Die Sauerkirschen in einem Sieb abtropfen lassen, den Saft auffangen (einen kleinen Teil des Saftes benötigen wir später für die Glasur).

Die Butter mit dem Zucker 3 min weißcremig aufschlagen. Die Eier einzeln hinzugeben und jedes Ei sorgfältig unterschlagen. Salz und Vanille dazugeben und verrühren.

Mehl und Backpulver zur restlichen Masse sieben (!) und zusammen mit 2 EL Milch kurz und zügig unterrühren. Bitte nicht zu lange rühren, da das Backpulver sonst an Wirkung verliert. 2/3 des Teigs nun in die vorbereitete Guglhupf-Form füllen.
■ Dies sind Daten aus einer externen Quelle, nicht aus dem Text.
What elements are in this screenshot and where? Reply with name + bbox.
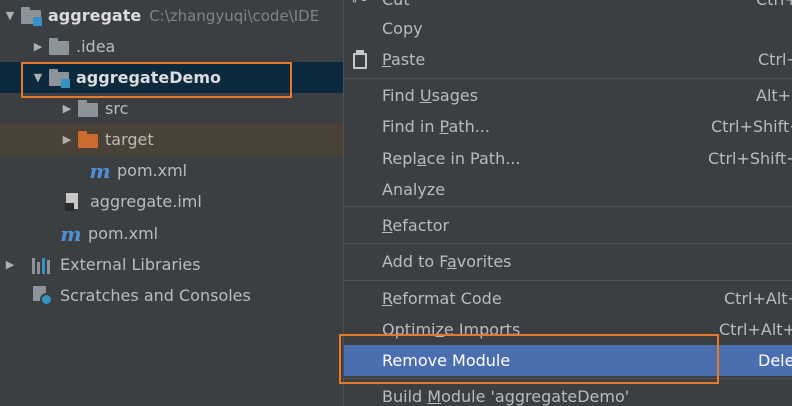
tree-node-target[interactable]: ▶ target bbox=[0, 124, 343, 155]
menu-separator bbox=[344, 243, 792, 244]
chevron-right-icon[interactable]: ▶ bbox=[57, 102, 77, 115]
chevron-right-icon[interactable]: ▶ bbox=[57, 133, 77, 146]
menu-separator bbox=[344, 206, 792, 207]
chevron-right-icon[interactable]: ▶ bbox=[28, 40, 48, 53]
menu-item-optimize-imports[interactable]: Optimize Imports Ctrl+Alt+ bbox=[344, 314, 792, 345]
tree-node-root-pom[interactable]: m pom.xml bbox=[0, 218, 343, 249]
menu-separator bbox=[344, 378, 792, 379]
scratches-icon bbox=[32, 285, 54, 307]
external-libraries-label: External Libraries bbox=[60, 255, 201, 274]
chevron-down-icon[interactable]: ▼ bbox=[28, 71, 48, 84]
root-label: aggregate bbox=[48, 6, 142, 25]
idea-label: .idea bbox=[76, 37, 116, 56]
maven-icon: m bbox=[60, 221, 82, 246]
chevron-down-icon[interactable]: ▼ bbox=[0, 9, 20, 22]
module-folder-icon bbox=[20, 6, 42, 26]
module-folder-icon bbox=[48, 68, 70, 88]
context-menu: ✂ Cut Ctrl+X Copy Paste Ctrl+ Find Usage… bbox=[343, 0, 792, 406]
iml-label: aggregate.iml bbox=[90, 192, 202, 211]
src-label: src bbox=[105, 99, 129, 118]
tree-node-idea[interactable]: ▶ .idea bbox=[0, 31, 343, 62]
tree-node-root[interactable]: ▼ aggregate C:\zhangyuqi\code\IDE bbox=[0, 0, 343, 31]
iml-file-icon bbox=[64, 192, 82, 212]
menu-item-refactor[interactable]: Refactor bbox=[344, 210, 792, 241]
tree-node-iml[interactable]: aggregate.iml bbox=[0, 186, 343, 217]
tree-node-src[interactable]: ▶ src bbox=[0, 93, 343, 124]
root-path: C:\zhangyuqi\code\IDE bbox=[149, 6, 320, 25]
menu-item-reformat-code[interactable]: Reformat Code Ctrl+Alt+ bbox=[344, 283, 792, 314]
libraries-icon bbox=[32, 256, 54, 274]
menu-item-build-module[interactable]: Build Module 'aggregateDemo' bbox=[344, 381, 792, 406]
root-pom-label: pom.xml bbox=[88, 224, 159, 243]
menu-separator bbox=[344, 78, 792, 79]
menu-separator bbox=[344, 280, 792, 281]
chevron-right-icon[interactable]: ▶ bbox=[0, 258, 20, 271]
menu-item-paste[interactable]: Paste Ctrl+ bbox=[344, 44, 792, 75]
menu-item-find-usages[interactable]: Find Usages Alt+ bbox=[344, 80, 792, 111]
clipboard-icon bbox=[352, 50, 368, 70]
tree-node-external-libraries[interactable]: ▶ External Libraries bbox=[0, 249, 343, 280]
project-tree: ▼ aggregate C:\zhangyuqi\code\IDE ▶ .ide… bbox=[0, 0, 343, 406]
scratches-label: Scratches and Consoles bbox=[60, 286, 251, 305]
target-label: target bbox=[105, 130, 154, 149]
module-label: aggregateDemo bbox=[76, 68, 221, 87]
folder-icon bbox=[77, 99, 99, 119]
tree-node-module-pom[interactable]: m pom.xml bbox=[0, 155, 343, 186]
menu-item-analyze[interactable]: Analyze bbox=[344, 174, 792, 205]
maven-icon: m bbox=[89, 158, 111, 183]
menu-item-find-in-path[interactable]: Find in Path... Ctrl+Shift+ bbox=[344, 111, 792, 142]
tree-node-scratches[interactable]: Scratches and Consoles bbox=[0, 280, 343, 311]
menu-item-remove-module[interactable]: Remove Module Dele bbox=[344, 345, 792, 376]
menu-item-replace-in-path[interactable]: Replace in Path... Ctrl+Shift+ bbox=[344, 143, 792, 174]
folder-icon bbox=[48, 37, 70, 57]
menu-item-copy[interactable]: Copy bbox=[344, 13, 792, 44]
menu-item-add-to-favorites[interactable]: Add to Favorites bbox=[344, 246, 792, 277]
excluded-folder-icon bbox=[77, 130, 99, 150]
module-pom-label: pom.xml bbox=[117, 161, 188, 180]
tree-node-aggregateDemo[interactable]: ▼ aggregateDemo bbox=[0, 62, 343, 93]
scissors-icon: ✂ bbox=[352, 0, 367, 10]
Die abgetropften Kirschen darauf verteilen.

In den restlichen Teig den Kakao und die restliche Milch geben. Erneut kurz unterrühren. Den Schokoteig nun auf den Kirschen verteilen. Mit einer Gabel den hellen Teig mit dem Schokoteig leicht vermischen und so die typische Marmorierung herstellen.

Bei mittlerer Schiene wird der Kuchen nun für circa 40 bis 50 min gebacken (große Kuchen brauchen eine längere Backzeit). Stäbchenprobe bitte nicht vergessen! Anschließend den Kuchen aus dem Ofen holen, 5 min in der Form ruhen lassen und danach stürzen und den Kuchen auf einem Kuchengitter abkühlen lassen.

Sobald der Kuchen erkaltet ist, etwas Puderzucker über den Kuchen sieben. Anschließend die Glasur herstellen. Dafür 3 EL Puderzucker mit 1 EL Kirschsaft glatt rühren. Falls die Masse noch zu dick sein sollte, dann noch etwas Kirschsaft hinzufügen. Die Glasur mit einem Löffel über dem Kuchen verteilen.

Der Kuchen kann sofort verzehrt werden. Er schmeckt luftdicht verschlossen auch am zweiten Tag noch sehr gut.

Viel Spaß beim Nachbacken und einen guten Appetit!